Logistic regression was used to investigate how demographic and physical performance factors were associated with cardiovascular disease using data from Wave 6 of the English Longitudinal Study of Ageing and Wave 1 of the Longitudinal Study of Ageing in India, with the main variable of interest being country of residence, Asians in England or Asians in India.
A total of 83,997 participants were included in the analyses. In the primary analysis, 73,396 participants from LASI were compared to 171 Asians in ELSA. After adjusting for age, blood pressure, resting heart rate, sex, waist circumference, gait, handgrip strength and standing balance, there was a statistically significant difference for the outcome of CVD between Whites ELSA (reference) and the participants of LASI (odds ratio = 0.77; 95% confidence interval = 0.60 to 0.99). There were no significant differences in CVD between the LASI participants, Asian ELSA, and the Non-White but not Asian ELSA groups.

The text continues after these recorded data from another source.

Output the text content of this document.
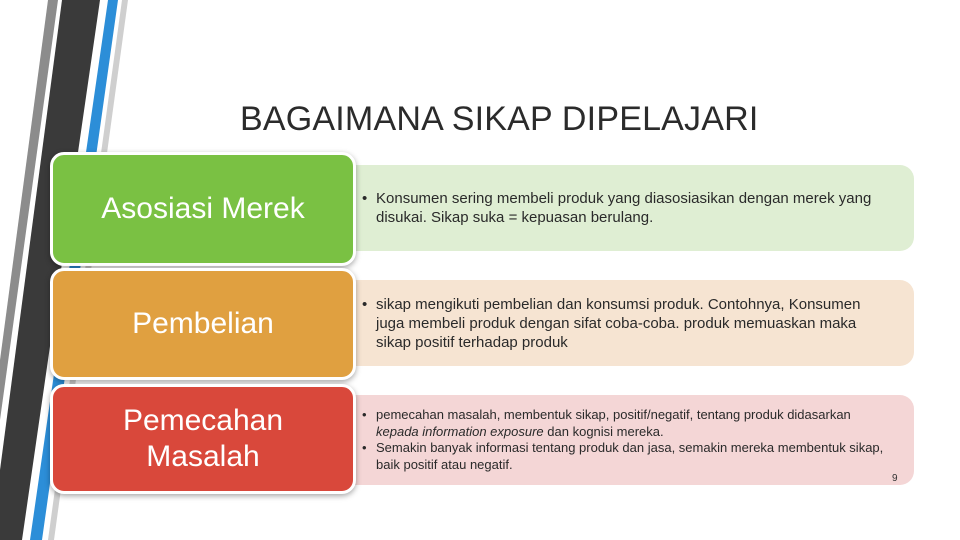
BAGAIMANA SIKAP DIPELAJARI
• Konsumen sering membeli produk yang diasosiasikan dengan merek yang disukai. Sikap suka = kepuasan berulang.
Asosiasi Merek
• sikap mengikuti pembelian dan konsumsi produk. Contohnya, Konsumen juga membeli produk dengan sifat coba-coba. produk memuaskan maka sikap positif terhadap produk
Pembelian
• pemecahan masalah, membentuk sikap, positif/negatif, tentang produk didasarkan kepada information exposure dan kognisi mereka.
• Semakin banyak informasi tentang produk dan jasa, semakin mereka membentuk sikap, baik positif atau negatif.
Pemecahan
Masalah
9
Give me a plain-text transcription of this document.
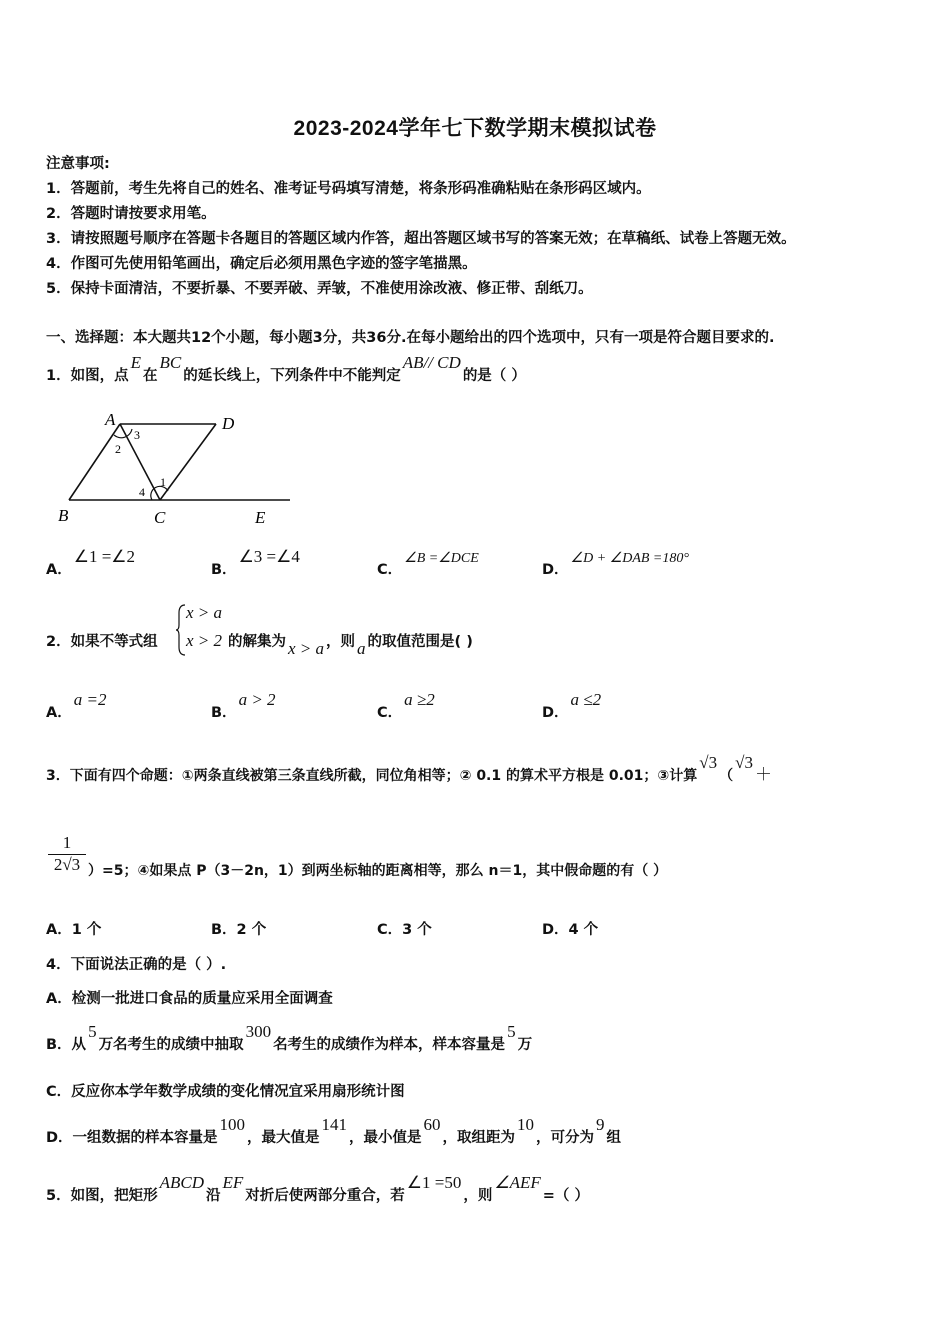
2023-2024学年七下数学期末模拟试卷
注意事项:
1．答题前，考生先将自己的姓名、准考证号码填写清楚，将条形码准确粘贴在条形码区域内。
2．答题时请按要求用笔。
3．请按照题号顺序在答题卡各题目的答题区域内作答，超出答题区域书写的答案无效；在草稿纸、试卷上答题无效。
4．作图可先使用铅笔画出，确定后必须用黑色字迹的签字笔描黑。
5．保持卡面清洁，不要折暴、不要弄破、弄皱，不准使用涂改液、修正带、刮纸刀。
一、选择题：本大题共12个小题，每小题3分，共36分.在每小题给出的四个选项中，只有一项是符合题目要求的.
1．如图，点E在BC的延长线上，下列条件中不能判定AB// CD的是（ ）
A	D
B	C	E
1
2
3
4
A．∠1 =∠2
B．∠3 =∠4
C．∠B =∠DCE
D．∠D + ∠DAB =180°
2．如果不等式组
x > a
x > 2 的解集为 x > a ，则 a 的取值范围是( )
A．a =2
B．a > 2
C．a ≥2
D．a ≤2
3．下面有四个命题：①两条直线被第三条直线所截，同位角相等；② 0.1 的算术平方根是 0.01；③计算√3（√3＋
$\frac{1}{2√3} )=5$；④如果点 P（3－2n，1）到两坐标轴的距离相等，那么 n＝1，其中假命题的有（ ）
A．1 个	B．2 个	C．3 个	D．4 个
4．下面说法正确的是（ ）.
A．检测一批进口食品的质量应采用全面调查
B．从5万名考生的成绩中抽取300名考生的成绩作为样本，样本容量是5万
C．反应你本学年数学成绩的变化情况宜采用扇形统计图
D．一组数据的样本容量是100，最大值是141，最小值是60，取组距为10，可分为9组
5．如图，把矩形ABCD沿EF对折后使两部分重合，若∠1 =50，则∠AEF=（ ）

No difference was found between Asians that live in India compared to ethnic minorities living in England, including Asians, after adjusting for confounders, but was found between Whites in ELSA compared to LASI participants. A key limitation was the massive disparity in sample sizes between the ELSA subgroups and LASI. Further work is required where comparable sample sizes and longitudinal analyses allow trends to be identified and to investigate the factors associated with the difference in CVD between two similar ethnicities living in distinct locations.
After adjusting for risk factors, there was no difference in CVD between localised Asians and the ethnic minorities in the UK, but there was a difference between the majority ethnicities in the respective countries.
本文旨在探讨哪些因素与心血管疾病相关,以及居住在英国的亚洲人(来自英国老龄化纵向研究)和居住在印度的亚洲人(来自印度老龄化纵向研究)之间存在哪些差异。
使用英国老龄化纵向研究第 6 波和印度老龄化纵向研究第 1 波的数据,采用逻辑回归分析人口统计学和身体表现因素与心血管疾病的相关性,主要感兴趣的变量是居住国家,即英国的亚洲人或印度的亚洲人。
共有 83997 名参与者纳入分析。在主要分析中,将 LASI 的 73396 名参与者与 ELSA 的 171 名亚洲人进行比较。在调整年龄、血压、静息心率、性别、腰围、步态、握力和站立平衡后,ELSA 的白人(参照组)和 LASI 的参与者之间心血管疾病结局存在统计学显著差异(优势比=0.77;95%置信区间=0.60 至 0.99)。LASI 的参与者、ELSA 的亚洲人以及非白人但非亚洲人 ELSA 组之间在心血管疾病方面无显著差异。
在调整混杂因素后,与居住在英国的少数民族(包括亚洲人)相比,居住在印度的亚洲人之间没有差异,但与 ELSA 的白人相比,LASI 的参与者之间存在差异。一个关键的局限性是 ELSA 亚组和 LASI 之间的样本量差异巨大。需要进一步开展工作,以便在具有可比样本量和纵向分析的情况下,确定趋势并调查导致居住在不同地点的两个相似族群之间心血管疾病差异的相关因素。
在调整风险因素后,居住在英国的亚洲人局部群体与少数民族之间在心血管疾病方面没有差异,但在两国的多数族裔之间存在差异。